Our tradition teaches, “If anyone saves one life, it is as if he has saved an entire world. If anyone destroys one life, it is as if he has destroyed an entire world” (Sanhedrin 4:6). Six million worlds were destroyed in the Shoah, each one precious beyond description. One day of mourning cannot be sufficient to convey that fact, which is beyond belief and beyond human comprehension.
I am aware of that this year more than ever, having recently visited the sites in Poland where the vast majority of the victims were murdered, and having stood by countless mass graves in forest after forest, as well as at the sites of gas chambers where millions were murdered and the ovens where their bodies were destroyed, so that they have no grave at all. All that remains of them is what exists in our minds and our hearts.
This can never be forgotten, but it is also important to remember those brave souls who saved Jewish lives and thus saved entire worlds as well. The Shoah demonstrates how low human beings can sink and how easy it is to simply ignore evil and let it triumph. But it also demonstrates how good human beings can be when they endanger themselves in order to combat evil and save human lives.
One thing that I dread each year as Holocaust Remembrance Day approaches is the fear that the memory of the six million will be trivialized or cheapened by those who use the Shoah for political purposes. Unfortunately, this is all too common.
There should be a rule that outlaws such usage of the Shoah. It is not a political tool, no matter what the cause for which it is invoked.

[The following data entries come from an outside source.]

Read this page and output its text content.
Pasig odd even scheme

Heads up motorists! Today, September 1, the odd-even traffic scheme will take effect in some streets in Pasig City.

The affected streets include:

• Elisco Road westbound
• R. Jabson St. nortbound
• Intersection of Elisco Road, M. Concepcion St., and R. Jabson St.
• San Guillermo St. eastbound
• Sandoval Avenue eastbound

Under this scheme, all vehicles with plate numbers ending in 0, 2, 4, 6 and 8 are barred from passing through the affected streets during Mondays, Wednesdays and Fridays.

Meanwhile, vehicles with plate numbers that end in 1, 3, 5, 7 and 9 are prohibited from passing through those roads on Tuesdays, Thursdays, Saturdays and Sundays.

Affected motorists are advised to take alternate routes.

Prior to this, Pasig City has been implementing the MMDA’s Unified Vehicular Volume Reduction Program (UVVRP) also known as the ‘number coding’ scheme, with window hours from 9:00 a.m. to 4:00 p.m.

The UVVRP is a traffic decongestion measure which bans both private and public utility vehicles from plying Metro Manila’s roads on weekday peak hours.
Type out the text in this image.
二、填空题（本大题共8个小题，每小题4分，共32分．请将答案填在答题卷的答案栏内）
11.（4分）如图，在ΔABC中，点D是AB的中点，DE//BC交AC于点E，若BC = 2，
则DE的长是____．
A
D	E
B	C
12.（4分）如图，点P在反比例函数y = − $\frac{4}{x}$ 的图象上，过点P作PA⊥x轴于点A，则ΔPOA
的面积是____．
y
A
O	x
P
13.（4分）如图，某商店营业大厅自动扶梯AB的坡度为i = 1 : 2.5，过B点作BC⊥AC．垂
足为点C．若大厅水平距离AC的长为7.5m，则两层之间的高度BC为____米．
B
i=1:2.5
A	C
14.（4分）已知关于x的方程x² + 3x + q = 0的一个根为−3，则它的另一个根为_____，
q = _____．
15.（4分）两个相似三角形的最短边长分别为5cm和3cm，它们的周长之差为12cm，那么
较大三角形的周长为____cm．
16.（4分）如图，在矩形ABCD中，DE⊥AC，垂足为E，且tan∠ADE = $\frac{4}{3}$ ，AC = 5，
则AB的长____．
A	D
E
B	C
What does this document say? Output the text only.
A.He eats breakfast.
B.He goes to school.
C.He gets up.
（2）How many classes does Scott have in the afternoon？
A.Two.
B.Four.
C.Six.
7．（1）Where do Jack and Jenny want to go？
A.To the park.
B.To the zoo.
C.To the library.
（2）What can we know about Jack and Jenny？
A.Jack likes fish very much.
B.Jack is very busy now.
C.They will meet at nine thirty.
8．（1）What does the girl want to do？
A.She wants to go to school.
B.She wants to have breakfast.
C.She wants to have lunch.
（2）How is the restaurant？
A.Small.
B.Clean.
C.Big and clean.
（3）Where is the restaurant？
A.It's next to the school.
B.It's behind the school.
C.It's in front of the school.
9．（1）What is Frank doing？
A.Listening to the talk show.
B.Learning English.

The same is true of those who believe that they know what sins of our people brought about the Shoah, and who try to justify it or to explain God’s role in it.

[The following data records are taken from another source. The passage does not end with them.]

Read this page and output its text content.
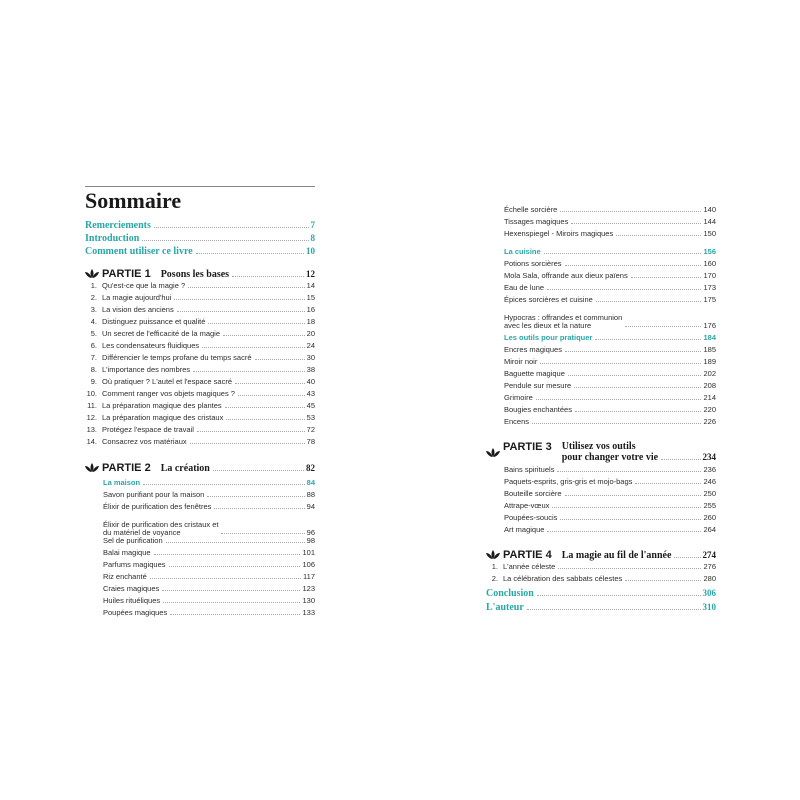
Sommaire
Remerciements	7
Introduction	8
Comment utiliser ce livre	10
PARTIE 1 Posons les bases	12
1. Qu'est-ce que la magie ?	14
2. La magie aujourd'hui	15
3. La vision des anciens	16
4. Distinguez puissance et qualité	18
5. Un secret de l'efficacité de la magie	20
6. Les condensateurs fluidiques	24
7. Différencier le temps profane du temps sacré	30
8. L'importance des nombres	38
9. Où pratiquer ? L'autel et l'espace sacré	40
10. Comment ranger vos objets magiques ?	43
11. La préparation magique des plantes	45
12. La préparation magique des cristaux	53
13. Protégez l'espace de travail	72
14. Consacrez vos matériaux	78
PARTIE 2 La création	82
La maison	84
Savon purifiant pour la maison	88
Élixir de purification des fenêtres	94
Élixir de purification des cristaux et
du matériel de voyance	96
Sel de purification	98
Balai magique	101
Parfums magiques	106
Riz enchanté	117
Craies magiques	123
Huiles rituéliques	130
Poupées magiques	133
Échelle sorcière	140
Tissages magiques	144
Hexenspiegel - Miroirs magiques	150
La cuisine	156
Potions sorcières	160
Mola Sala, offrande aux dieux païens	170
Eau de lune	173
Épices sorcières et cuisine	175
Hypocras : offrandes et communion
avec les dieux et la nature	176
Les outils pour pratiquer	184
Encres magiques	185
Miroir noir	189
Baguette magique	202
Pendule sur mesure	208
Grimoire	214
Bougies enchantées	220
Encens	226
PARTIE 3 Utilisez vos outils
pour changer votre vie	234
Bains spirituels	236
Paquets-esprits, gris-gris et mojo-bags	246
Bouteille sorcière	250
Attrape-vœux	255
Poupées-soucis	260
Art magique	264
PARTIE 4 La magie au fil de l'année	274
1. L'année céleste	276
2. La célébration des sabbats célestes	280
Conclusion	306
L'auteur	310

When Aaron’s sons were consumed by fire and died at the dedication of the Sanctuary, the Torah says, “And Aaron was silent” (Leviticus 10:3). As Rashi remarks, “Aaron was rewarded for his silence.” Would that our politicians would be silent more often, and that the Shoah would be mentioned only in solemn memory and not be used flippantly or trivialized.

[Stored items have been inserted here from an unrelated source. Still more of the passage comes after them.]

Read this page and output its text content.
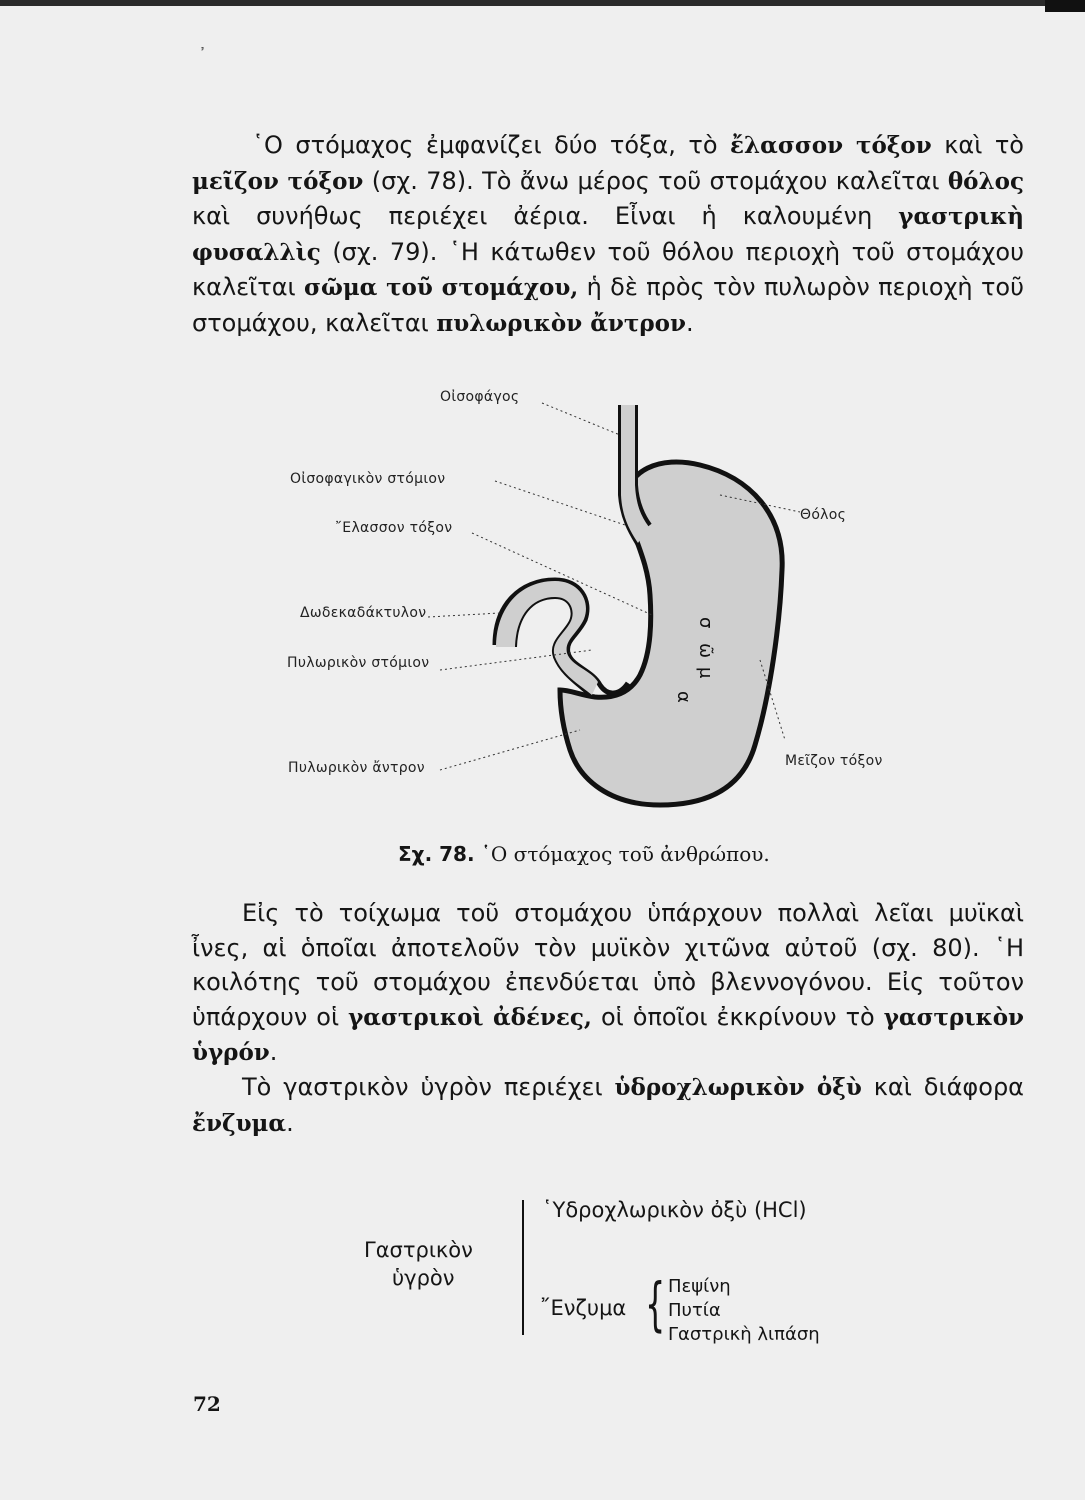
᾽

῾Ο στόμαχος ἐμφανίζει δύο τόξα, τὸ ἔλασσον τόξον καὶ τὸ μεῖζον τόξον (σχ. 78). Τὸ ἄνω μέρος τοῦ στομάχου καλεῖται θόλος καὶ συνήθως περιέχει ἀέρια. Εἶναι ἡ καλουμένη γαστρικὴ φυσαλλὶς (σχ. 79). ῾Η κάτωθεν τοῦ θόλου περιοχὴ τοῦ στομάχου καλεῖται σῶμα τοῦ στομάχου, ἡ δὲ πρὸς τὸν πυλωρὸν περιοχὴ τοῦ στομάχου, καλεῖται πυλωρικὸν ἄντρον.

σ
ῶ
μ
α
Οἰσοφάγος
Οἰσοφαγικὸν στόμιον
῎Ελασσον τόξον
Δωδεκαδάκτυλον
Πυλωρικὸν στόμιον
Πυλωρικὸν ἄντρον
Θόλος
Μεῖζον τόξον
Σχ. 78. ῾Ο στόμαχος τοῦ ἀνθρώπου.

Εἰς τὸ τοίχωμα τοῦ στομάχου ὑπάρχουν πολλαὶ λεῖαι μυϊκαὶ ἶνες, αἱ ὁποῖαι ἀποτελοῦν τὸν μυϊκὸν χιτῶνα αὐτοῦ (σχ. 80). ῾Η κοιλότης τοῦ στομάχου ἐπενδύεται ὑπὸ βλεννογόνου. Εἰς τοῦτον ὑπάρχουν οἱ γαστρικοὶ ἀδένες, οἱ ὁποῖοι ἐκκρίνουν τὸ γαστρικὸν ὑγρόν.

Τὸ γαστρικὸν ὑγρὸν περιέχει ὑδροχλωρικὸν ὀξὺ καὶ διάφορα ἔνζυμα.

Γαστρικὸν
ὑγρὸν
῾Υδροχλωρικὸν ὀξὺ (HCl)
῎Ενζυμα { Πεψίνη
Πυτία
Γαστρικὴ λιπάση
72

Of course, it is important to study the Shoah and to try to understand how it came about and what can be done to keep such things from happening to our people and to any group in the future, but that is very different from cheapening it and using it for political gain.
The Shoah has made it clear for all time that any teaching that places human beings in an inferior position, that makes one group superior and another group inferior and less than human, can only lead to evil. In view of the fact that the 20th century was the time when Jews in particular suffered and were murdered as a result of doctrines of racial superiority and racial inferiority, we must be especially careful regarding anything that can lend credence to such beliefs.
It is therefore incumbent upon all religions and all cultures to eschew any such doctrines and to reaffirm the Torah’s basic belief in the inherent equality of all humankind created in the Divine image.
As Rabbi Akiva taught, “Beloved is the human being, in that he was created in the image.
Even greater love was shown to them, in that it was made known to them that humans were created in the image, as it is said, ‘In the image of God was the human made’ (Genesis 9:6)” (Avot 3:18).
The former chief rabbi of the United Hebrew Congregations of the Commonwealth, Jonathan Sacks, wrote that the one belief more than any other that is responsible for the slaughter of so many is that “those who do not share my faith – or my race or my ideology – do not share my humanity... [they] are less than fully human.... From it... ultimately came the Holocaust.”
What is true for others is true for Judaism as well. Any belief within Judaism that those who are not of our group are less than fully human will inevitably lead to acts of violence and to the taking of life by extremists who believe that they are acting in the name of the God of Israel. For this reason, if for no other, we must reject such beliefs. They have no place in Judaism and no place in any religion. That, too, is what Holocaust Remembrance Day must teach us.
■ The writer, a former president of the International Rabbinical Assembly, is an author and lecturer. Two of his books were awarded the National Jewish Book Prize as the best scholarly book of the year. His most recent book is Akiva: Life, Legend, Legacy (JPS), which is soon to be published in Hebrew.